The key conclusions are as follows:
- The integration of optimized sampling, physics-informed feature engineering (kinetic energy, velocity components), and correlation analysis is crucial for building an effective predictive model for EV battery pack response.
- Among the tested algorithms, the Support Vector Machine (SVM) model delivered the highest prediction accuracy on clean data, making it ideal for scenarios where precision is paramount and data quality is high.
- The Back Propagation Neural Network (BPNN) demonstrated superior robustness when the training data contained significant noise. This resilience is highly valuable for practical engineering applications involving data variability or uncertainty.
- The Random Forest (RF) model offered a strong balance between accuracy, training speed, and interpretability (through feature importance scores), suitable for rapid prototyping and understanding parameter influences on EV battery pack safety.
The developed models can instantly predict critical intrusion metrics—side wall deformation and internal jellyroll compression—from simple inputs: collision location, energy, and velocity components.
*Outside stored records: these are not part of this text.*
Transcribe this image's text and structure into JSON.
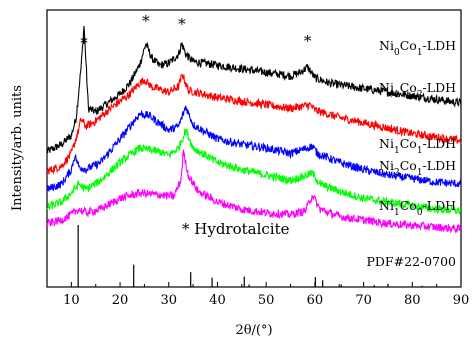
{
  "chart_data": {
    "type": "line",
    "title": "",
    "xlabel": "2θ/(°)",
    "ylabel": "Intensity/arb. units",
    "xlim": [
      5,
      90
    ],
    "x_ticks": [
      10,
      20,
      30,
      40,
      50,
      60,
      70,
      80,
      90
    ],
    "y_ticks_shown": false,
    "grid": false,
    "legend": "labels placed at right end of each curve",
    "series": [
      {
        "label_parts": [
          "Ni",
          "0",
          "Co",
          "1",
          "-LDH"
        ],
        "color": "#000000",
        "x": [
          5,
          8,
          10,
          11,
          12,
          12.6,
          13.5,
          15,
          18,
          20,
          22,
          24,
          25.3,
          26.5,
          28,
          30,
          32,
          32.7,
          33.5,
          35,
          40,
          45,
          50,
          55,
          57,
          58.5,
          60,
          63,
          70,
          75,
          80,
          85,
          90
        ],
        "y": [
          0.38,
          0.42,
          0.47,
          0.57,
          0.85,
          1.08,
          0.62,
          0.6,
          0.66,
          0.7,
          0.76,
          0.86,
          0.98,
          0.9,
          0.86,
          0.87,
          0.92,
          0.98,
          0.92,
          0.88,
          0.86,
          0.84,
          0.82,
          0.8,
          0.82,
          0.85,
          0.79,
          0.76,
          0.73,
          0.71,
          0.69,
          0.67,
          0.65
        ]
      },
      {
        "label_parts": [
          "Ni",
          "1",
          "Co",
          "2",
          "-LDH"
        ],
        "color": "#ff0000",
        "x": [
          5,
          8,
          10,
          11.5,
          12,
          13,
          15,
          18,
          20,
          22,
          24,
          25,
          26.5,
          30,
          32,
          32.8,
          34,
          40,
          45,
          50,
          55,
          59,
          60,
          65,
          70,
          75,
          80,
          85,
          90
        ],
        "y": [
          0.27,
          0.3,
          0.37,
          0.5,
          0.56,
          0.52,
          0.55,
          0.62,
          0.66,
          0.7,
          0.76,
          0.78,
          0.74,
          0.71,
          0.74,
          0.81,
          0.72,
          0.68,
          0.66,
          0.64,
          0.62,
          0.64,
          0.61,
          0.57,
          0.54,
          0.51,
          0.48,
          0.46,
          0.44
        ]
      },
      {
        "label_parts": [
          "Ni",
          "1",
          "Co",
          "1",
          "-LDH"
        ],
        "color": "#0000ff",
        "x": [
          5,
          8,
          10,
          10.7,
          11.5,
          13,
          16,
          20,
          24,
          26,
          28,
          30,
          32,
          33.5,
          35,
          40,
          45,
          50,
          55,
          59.5,
          60.5,
          65,
          70,
          75,
          80,
          85,
          90
        ],
        "y": [
          0.17,
          0.2,
          0.28,
          0.36,
          0.3,
          0.28,
          0.32,
          0.45,
          0.59,
          0.58,
          0.54,
          0.5,
          0.52,
          0.63,
          0.53,
          0.45,
          0.42,
          0.4,
          0.37,
          0.41,
          0.37,
          0.32,
          0.28,
          0.25,
          0.23,
          0.21,
          0.2
        ]
      },
      {
        "label_parts": [
          "Ni",
          "2",
          "Co",
          "1",
          "-LDH"
        ],
        "color": "#00ff00",
        "x": [
          5,
          8,
          10,
          11.5,
          13,
          16,
          20,
          24,
          28,
          30,
          32,
          33.5,
          35,
          40,
          45,
          50,
          55,
          59.5,
          61,
          65,
          70,
          75,
          80,
          85,
          90
        ],
        "y": [
          0.07,
          0.1,
          0.15,
          0.2,
          0.17,
          0.22,
          0.32,
          0.4,
          0.38,
          0.36,
          0.4,
          0.5,
          0.4,
          0.32,
          0.28,
          0.25,
          0.22,
          0.26,
          0.2,
          0.16,
          0.12,
          0.1,
          0.08,
          0.06,
          0.05
        ]
      },
      {
        "label_parts": [
          "Ni",
          "1",
          "Co",
          "0",
          "-LDH"
        ],
        "color": "#ff00ff",
        "x": [
          5,
          8,
          10,
          11.5,
          13,
          16,
          20,
          24,
          28,
          31,
          32.5,
          33,
          34,
          36,
          40,
          45,
          50,
          55,
          58,
          59.5,
          61,
          65,
          70,
          75,
          80,
          85,
          90
        ],
        "y": [
          -0.02,
          0.0,
          0.03,
          0.06,
          0.04,
          0.06,
          0.12,
          0.15,
          0.14,
          0.13,
          0.22,
          0.38,
          0.25,
          0.16,
          0.1,
          0.06,
          0.04,
          0.03,
          0.05,
          0.14,
          0.06,
          0.02,
          0.0,
          -0.02,
          -0.03,
          -0.04,
          -0.05
        ]
      }
    ],
    "reference": {
      "label": "PDF#22-0700",
      "type": "stick pattern",
      "peaks_2theta": [
        11.4,
        22.8,
        34.5,
        38.9,
        45.5,
        46.5,
        60.1,
        61.6,
        65.4,
        72.2,
        75.0,
        82.0
      ],
      "relative_intensity": [
        100,
        36,
        24,
        15,
        17,
        4,
        16,
        11,
        4,
        3,
        5,
        2
      ]
    },
    "annotations": {
      "hydrotalcite_legend": "* Hydrotalcite",
      "peak_markers": [
        "*",
        "*",
        "*",
        "*"
      ],
      "peak_marker_positions_2theta": [
        12.6,
        25.3,
        32.7,
        58.5
      ]
    }
  }
}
This allows engineers to:
- Perform rapid virtual safety sweeps across a wide range of collision scenarios.
- Identify high-risk boundary conditions for a given EV battery pack design.
- Integrate the model into broader vehicle safety system simulations or optimization loops.
- Potentially support real-time risk assessment in advanced vehicle safety systems.
The framework is inherently flexible. While demonstrated on a specific EV battery pack architecture, the approach can be extended to other pack geometries, cell formats, and even different impact modes (e.g., underbody impact, frontal corner impact) by generating appropriate simulation datasets. Future work will focus on expanding the dataset diversity, incorporating multi-physics responses such as short-circuit prediction directly, and integrating the model into full-vehicle safety assessment toolchains to further enhance the development of crashworthy electric vehicles.